How Company Voluntary Arrangements work
- Closing the company and walking away
Although you may want to keep your company open, it could have reached a point where the debts are so severe that you can no longer repay your creditors, and you may need to close the company down. Should this be the case, speak to us about a Creditors Voluntary Liquidation (CVL), which would see the company close in an orderly manner, removing all creditor pressure and stopping all legal action. This allows you to draw a line under the company and walk away. Staff are made redundant during the process, and able to claim redundancy payments from the government.
How Creditors Voluntary Liquidation works
- Closing the company and starting again
Once the insolvent company is liquidated, depending on the circumstances surrounding the liquidation, you could choose to continue the business in a new limited company. Depending on your circumstances, you may be able to employ the same staff as the old limited company, and buy back some of the assets at market value through a pre-pack liquidation. There are rules surrounding the type of company you can start following a liquidation and using names like the old company’s.
More on pre-pack liquidation
Whatever your circumstances, speak to us. We can offer free, impartial advice to companies facing financial distress and are concerned about potential problems once the furlough scheme ends.
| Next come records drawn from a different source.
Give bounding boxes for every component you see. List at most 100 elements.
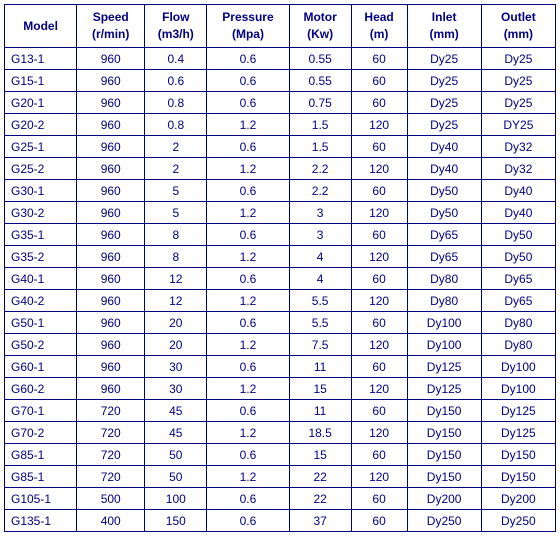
- table-cell: 1.2: [207, 422, 289, 444]
- table-cell: 60: [351, 180, 407, 202]
- table-cell: 4: [289, 268, 351, 290]
- header-cell: Head (m): [351, 5, 407, 48]
- table-cell: 120: [351, 202, 407, 224]
- table-body: G13-19600.40.60.5560Dy25Dy25G15-19600.60…: [5, 48, 556, 532]
- table-cell: Dy40: [407, 158, 481, 180]
- table-cell: 720: [77, 444, 145, 466]
- table-row: G70-1720450.61160Dy150Dy125: [5, 400, 556, 422]
- table-cell: G50-1: [5, 312, 77, 334]
- table-cell: Dy25: [481, 70, 555, 92]
- table-cell: Dy100: [481, 356, 555, 378]
- table-cell: Dy125: [481, 400, 555, 422]
- table-cell: G25-1: [5, 136, 77, 158]
- table-cell: 8: [145, 246, 207, 268]
- table-cell: Dy40: [481, 180, 555, 202]
- table-cell: Dy200: [481, 488, 555, 510]
- table-cell: 120: [351, 246, 407, 268]
- header-row: ModelSpeed(r/min)Flow(m3/h)Pressure(Mpa)…: [5, 5, 556, 48]
- header-label: Head: [364, 10, 393, 24]
- table-row: G25-196020.61.560Dy40Dy32: [5, 136, 556, 158]
- table-cell: 120: [351, 334, 407, 356]
- table-cell: Dy150: [481, 444, 555, 466]
- table-cell: 1.2: [207, 378, 289, 400]
- table-cell: 960: [77, 334, 145, 356]
- header-label: Speed: [93, 10, 129, 24]
- table-cell: 7.5: [289, 334, 351, 356]
- table-cell: G85-1: [5, 444, 77, 466]
- table-cell: 0.6: [207, 224, 289, 246]
- table-cell: Dy50: [481, 246, 555, 268]
- table-cell: 1.2: [207, 158, 289, 180]
- table-cell: 60: [351, 510, 407, 532]
- table-cell: 0.6: [207, 312, 289, 334]
- table-cell: 120: [351, 290, 407, 312]
- table-cell: 15: [289, 444, 351, 466]
- table-cell: G135-1: [5, 510, 77, 532]
- table-cell: 960: [77, 378, 145, 400]
- header-unit: (Mpa): [232, 27, 264, 41]
- table-cell: Dy250: [407, 510, 481, 532]
- table-cell: 960: [77, 356, 145, 378]
- table-row: G85-1720501.222120Dy150Dy150: [5, 466, 556, 488]
- table-cell: 8: [145, 224, 207, 246]
- table-row: G105-15001000.62260Dy200Dy200: [5, 488, 556, 510]
- table-cell: Dy150: [481, 466, 555, 488]
- table-cell: Dy80: [481, 334, 555, 356]
- table-cell: Dy65: [481, 268, 555, 290]
- table-cell: 60: [351, 70, 407, 92]
- table-cell: 0.6: [207, 510, 289, 532]
- table-row: G50-1960200.65.560Dy100Dy80: [5, 312, 556, 334]
- table-row: G15-19600.60.60.5560Dy25Dy25: [5, 70, 556, 92]
- table-cell: 60: [351, 356, 407, 378]
- table-row: G25-296021.22.2120Dy40Dy32: [5, 158, 556, 180]
- table-row: G30-296051.23120Dy50Dy40: [5, 202, 556, 224]
- table-cell: G60-1: [5, 356, 77, 378]
- table-cell: 120: [351, 422, 407, 444]
- table-cell: 0.6: [207, 268, 289, 290]
- table-cell: Dy200: [407, 488, 481, 510]
- table-cell: 60: [351, 268, 407, 290]
- table-cell: Dy40: [481, 202, 555, 224]
- table-cell: Dy100: [481, 378, 555, 400]
- table-row: G50-2960201.27.5120Dy100Dy80: [5, 334, 556, 356]
- table-cell: G35-1: [5, 224, 77, 246]
- table-cell: 5.5: [289, 290, 351, 312]
- table-cell: G40-1: [5, 268, 77, 290]
- table-cell: 500: [77, 488, 145, 510]
- table-cell: 0.6: [145, 70, 207, 92]
- table-row: G60-2960301.215120Dy125Dy100: [5, 378, 556, 400]
- table-cell: 60: [351, 444, 407, 466]
- table-cell: G20-2: [5, 114, 77, 136]
- table-cell: Dy150: [407, 422, 481, 444]
- table-cell: 1.2: [207, 114, 289, 136]
- table-cell: 720: [77, 422, 145, 444]
- table-cell: Dy32: [481, 136, 555, 158]
- table-cell: 2: [145, 136, 207, 158]
- table-cell: Dy25: [407, 70, 481, 92]
- header-label: Model: [23, 19, 58, 33]
- table-cell: 150: [145, 510, 207, 532]
- table-cell: 0.6: [207, 444, 289, 466]
- header-unit: (m): [370, 27, 389, 41]
- table-cell: Dy50: [407, 180, 481, 202]
- header-cell: Pressure(Mpa): [207, 5, 289, 48]
- table-cell: DY25: [481, 114, 555, 136]
- table-cell: Dy65: [407, 246, 481, 268]
- table-cell: 15: [289, 378, 351, 400]
- table-cell: 120: [351, 466, 407, 488]
- table-cell: 960: [77, 114, 145, 136]
- table-cell: 0.6: [207, 92, 289, 114]
- table-cell: G60-2: [5, 378, 77, 400]
- table-cell: 0.75: [289, 92, 351, 114]
- table-cell: Dy40: [407, 136, 481, 158]
- table-cell: 50: [145, 466, 207, 488]
- table-cell: 60: [351, 400, 407, 422]
- table-cell: G20-1: [5, 92, 77, 114]
- table-cell: Dy25: [481, 92, 555, 114]
- table-cell: Dy25: [407, 114, 481, 136]
- table-cell: G30-1: [5, 180, 77, 202]
- table-cell: 0.6: [207, 70, 289, 92]
- table-cell: 1.2: [207, 202, 289, 224]
- table-cell: 30: [145, 356, 207, 378]
- table-cell: 3: [289, 224, 351, 246]
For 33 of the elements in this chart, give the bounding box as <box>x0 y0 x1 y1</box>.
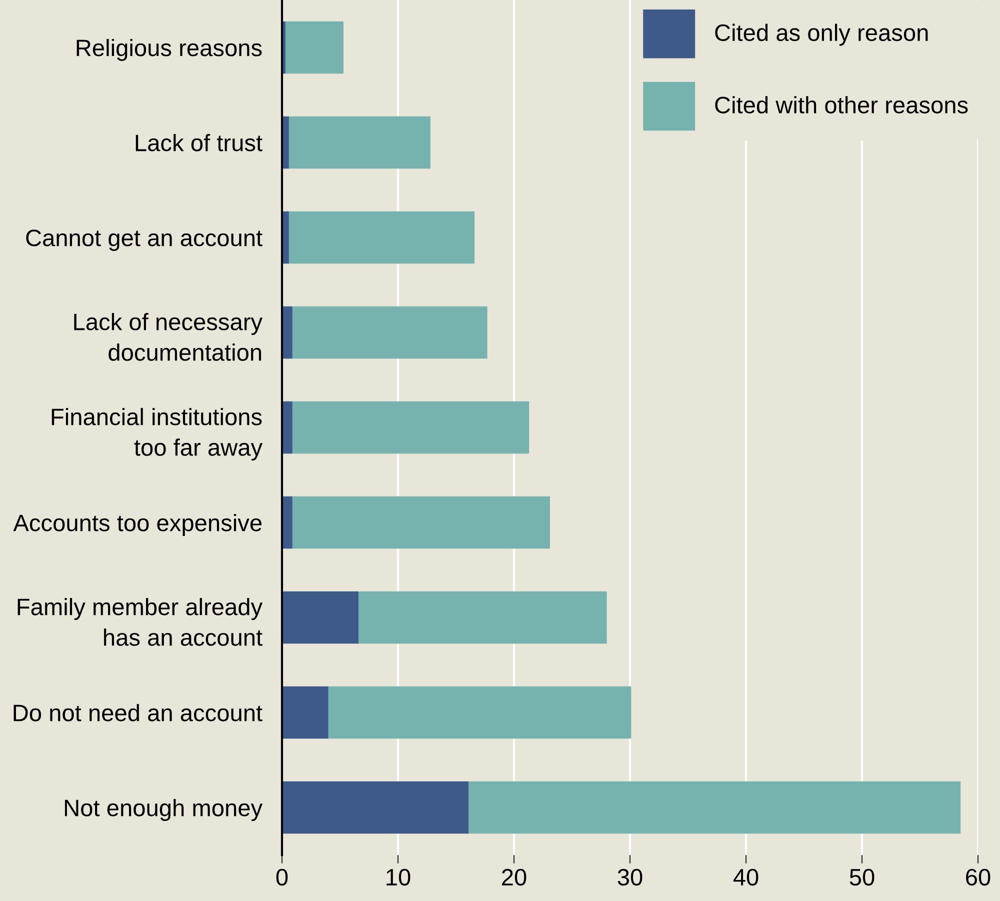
legend-label: Cited with other reasons <box>715 96 968 114</box>
bar <box>282 781 469 834</box>
bar <box>282 306 292 359</box>
y-tick-label: Family member already has an account <box>18 598 263 646</box>
x-tick-label: 30 <box>618 868 642 886</box>
bar <box>468 781 961 834</box>
y-tick-label: Financial institutions too far away <box>52 408 263 461</box>
x-tick-label: 60 <box>966 868 990 886</box>
y-tick-label: Do not need an account <box>14 704 262 722</box>
bar <box>292 401 530 454</box>
bar <box>285 21 344 74</box>
x-tick-label: 50 <box>850 868 874 886</box>
bar <box>288 116 430 169</box>
x-tick-label: 20 <box>502 868 526 886</box>
bar <box>288 211 475 264</box>
legend-label: Cited as only reason <box>715 24 928 46</box>
x-tick-label: 0 <box>276 868 288 886</box>
y-tick-label: Lack of trust <box>136 134 262 152</box>
bar <box>358 591 607 644</box>
x-tick-label: 10 <box>386 868 410 886</box>
x-tick-label: 40 <box>733 868 758 886</box>
bar <box>292 496 550 549</box>
y-tick-label: Not enough money <box>64 798 263 821</box>
bar <box>282 496 292 549</box>
y-tick-label: Cannot get an account <box>26 230 262 251</box>
y-tick-label: Lack of necessary documentation <box>74 312 263 361</box>
bar <box>328 686 632 739</box>
bar <box>282 401 292 454</box>
bar <box>282 591 359 644</box>
bar <box>292 306 488 359</box>
y-tick-label: Accounts too expensive <box>13 514 262 536</box>
y-tick-label: Religious reasons <box>76 38 262 61</box>
bar <box>282 686 328 739</box>
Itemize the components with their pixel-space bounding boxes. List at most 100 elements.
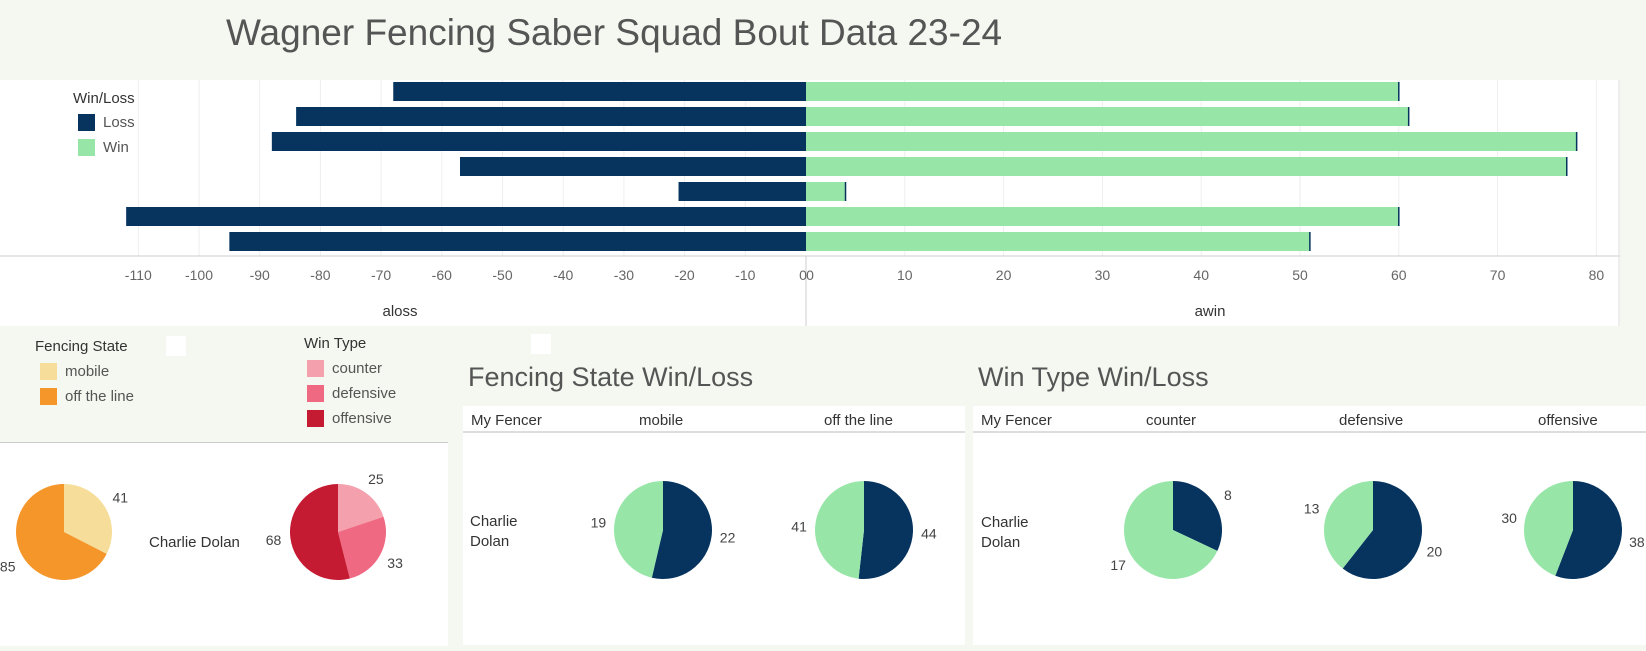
fencing-state-section-title: Fencing State Win/Loss	[468, 362, 754, 392]
x-tick-label: 10	[897, 267, 913, 283]
pie-label: 30	[1501, 510, 1517, 526]
pie-label: 25	[368, 471, 384, 487]
pie-slice-loss	[858, 481, 914, 579]
legend-label-loss: Loss	[103, 114, 135, 131]
pie-label: 38	[1629, 534, 1645, 550]
pie-slice-defensive	[338, 516, 386, 579]
pie-label: 20	[1427, 543, 1443, 559]
win-bar	[806, 182, 846, 201]
legend-item-mobile[interactable]: mobile	[40, 363, 109, 380]
loss-bar	[678, 182, 806, 201]
pie-slice-mobile	[64, 484, 112, 554]
pie-label: 33	[387, 555, 403, 571]
x-tick-label: -50	[492, 267, 512, 283]
win-swatch	[78, 139, 95, 156]
legend-label-win: Win	[103, 139, 129, 156]
x-tick-label: -30	[614, 267, 634, 283]
counter-swatch	[307, 360, 324, 377]
pie-label: 41	[791, 518, 807, 534]
col-header-counter: counter	[1146, 412, 1197, 429]
fencer-name-line1: Charlie	[470, 513, 518, 530]
x-tick-label: -90	[250, 267, 270, 283]
legend-label-offensive: offensive	[332, 410, 392, 427]
x-tick-label: -70	[371, 267, 391, 283]
loss-bar	[393, 82, 806, 101]
pie-label: 8	[1224, 487, 1232, 503]
loss-bar	[460, 157, 806, 176]
pie-slice-loss	[1173, 481, 1222, 551]
left-axis-label: aloss	[382, 303, 417, 320]
x-tick-label: -60	[432, 267, 452, 283]
win-bar	[806, 132, 1577, 151]
fencer-name-line2: Dolan	[981, 534, 1021, 551]
legend-item-win[interactable]: Win	[78, 139, 129, 156]
win-loss-bar-chart: -110 -100 -90 -80 -70 -60 -50 -40 -30 -20 -10 0 0 10 2…	[0, 80, 1620, 326]
win-type-legend-title: Win Type	[304, 335, 367, 352]
right-axis-label: awin	[1195, 303, 1226, 320]
mobile-swatch	[40, 363, 57, 380]
pie-slice-loss	[1342, 481, 1422, 579]
breakdown-panel: 41 85 25 33 68	[0, 442, 448, 646]
x-tick-label: 50	[1292, 267, 1308, 283]
legend-filter-box[interactable]	[531, 334, 551, 354]
loss-bar	[229, 232, 807, 251]
x-tick-label: 0	[806, 267, 814, 283]
pie-label: 13	[1304, 501, 1320, 517]
x-tick-label: 40	[1193, 267, 1209, 283]
x-tick-label: 80	[1589, 267, 1605, 283]
win-bar	[806, 157, 1567, 176]
pie-slice-win	[1524, 481, 1573, 576]
pie-slice-win	[614, 481, 663, 578]
win-bar	[806, 107, 1409, 126]
pie-slice-off-the-line	[16, 484, 107, 580]
legend-label-defensive: defensive	[332, 385, 397, 402]
dashboard-title: Wagner Fencing Saber Squad Bout Data 23-…	[226, 12, 1003, 53]
col-header-off-the-line: off the line	[824, 412, 893, 429]
bar-chart-svg: -110 -100 -90 -80 -70 -60 -50 -40 -30 -20 -10 0 0 10 2…	[0, 80, 1620, 326]
loss-swatch	[78, 114, 95, 131]
win-type-section-title: Win Type Win/Loss	[978, 362, 1209, 392]
pie-label: 44	[921, 526, 937, 542]
defensive-swatch	[307, 385, 324, 402]
breakdown-pies-svg: 41 85 25 33 68	[0, 471, 403, 580]
pie-label: 17	[1110, 557, 1126, 573]
loss-bar	[296, 107, 806, 126]
col-header-my-fencer: My Fencer	[981, 412, 1052, 429]
off-the-line-swatch	[40, 388, 57, 405]
legend-label-off-the-line: off the line	[65, 388, 134, 405]
pie-label: 85	[0, 558, 16, 574]
x-tick-label: -40	[553, 267, 573, 283]
legend-item-counter[interactable]: counter	[307, 360, 382, 377]
legend-item-offensive[interactable]: offensive	[307, 410, 392, 427]
fencing-state-pies-svg: 22 19 44 41	[463, 431, 965, 579]
win-bar	[806, 207, 1399, 226]
fencer-name: Charlie Dolan	[149, 534, 240, 551]
loss-bar	[271, 132, 807, 151]
x-tick-label: 20	[996, 267, 1012, 283]
pie-slice-loss	[1555, 481, 1622, 579]
legend-item-defensive[interactable]: defensive	[307, 385, 396, 402]
fencing-state-legend-title: Fencing State	[35, 338, 128, 355]
pie-slice-win	[1124, 481, 1218, 579]
pie-slice-counter	[338, 484, 384, 532]
legend-item-off-the-line[interactable]: off the line	[40, 388, 134, 405]
offensive-swatch	[307, 410, 324, 427]
win-type-pies-svg: 8 17 20 13 38 30	[973, 431, 1646, 579]
legend-label-counter: counter	[332, 360, 383, 377]
x-tick-label: -110	[125, 267, 152, 283]
pie-label: 41	[113, 490, 129, 506]
col-header-mobile: mobile	[639, 412, 684, 429]
x-tick-label: 70	[1490, 267, 1506, 283]
legend-item-loss[interactable]: Loss	[78, 114, 135, 131]
x-tick-label: -80	[310, 267, 330, 283]
legend-filter-box[interactable]	[166, 336, 186, 356]
pie-slice-win	[1324, 481, 1373, 569]
loss-bar	[126, 207, 806, 226]
pie-label: 22	[720, 529, 736, 545]
pie-slice-loss	[651, 481, 712, 579]
col-header-defensive: defensive	[1339, 412, 1404, 429]
x-tick-label: 0	[799, 267, 807, 283]
x-tick-label: 30	[1095, 267, 1111, 283]
x-tick-label: -20	[674, 267, 694, 283]
x-tick-label: -100	[185, 267, 213, 283]
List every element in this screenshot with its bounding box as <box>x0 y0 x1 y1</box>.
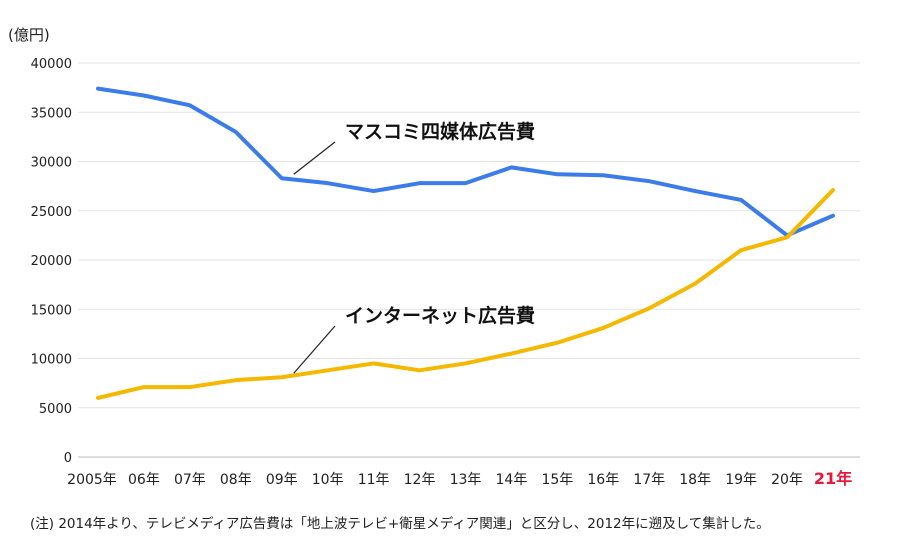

If you’re worried you won’t be able to pay your staff and that you might have to stop trading, we can help talk you through the options available.
As the furlough scheme is set to conclude at the end of September, it’s crucial to have a plan for how your business can continue paying its staff. It may not always be possible to keep all your staff on, and some may have to face redundancy, just as long as you follow the correct process. Alternative finance options are available if you believe that you still need the staff as your business continues to grow. If your company is insolvent and unable to repay its liabilities when they fall due, you can explore repayment options to help the company pay back what it can afford. However, if the business doesn’t have a strong chance of survival and you’re facing intense creditor pressure, you may need to consider liquidation.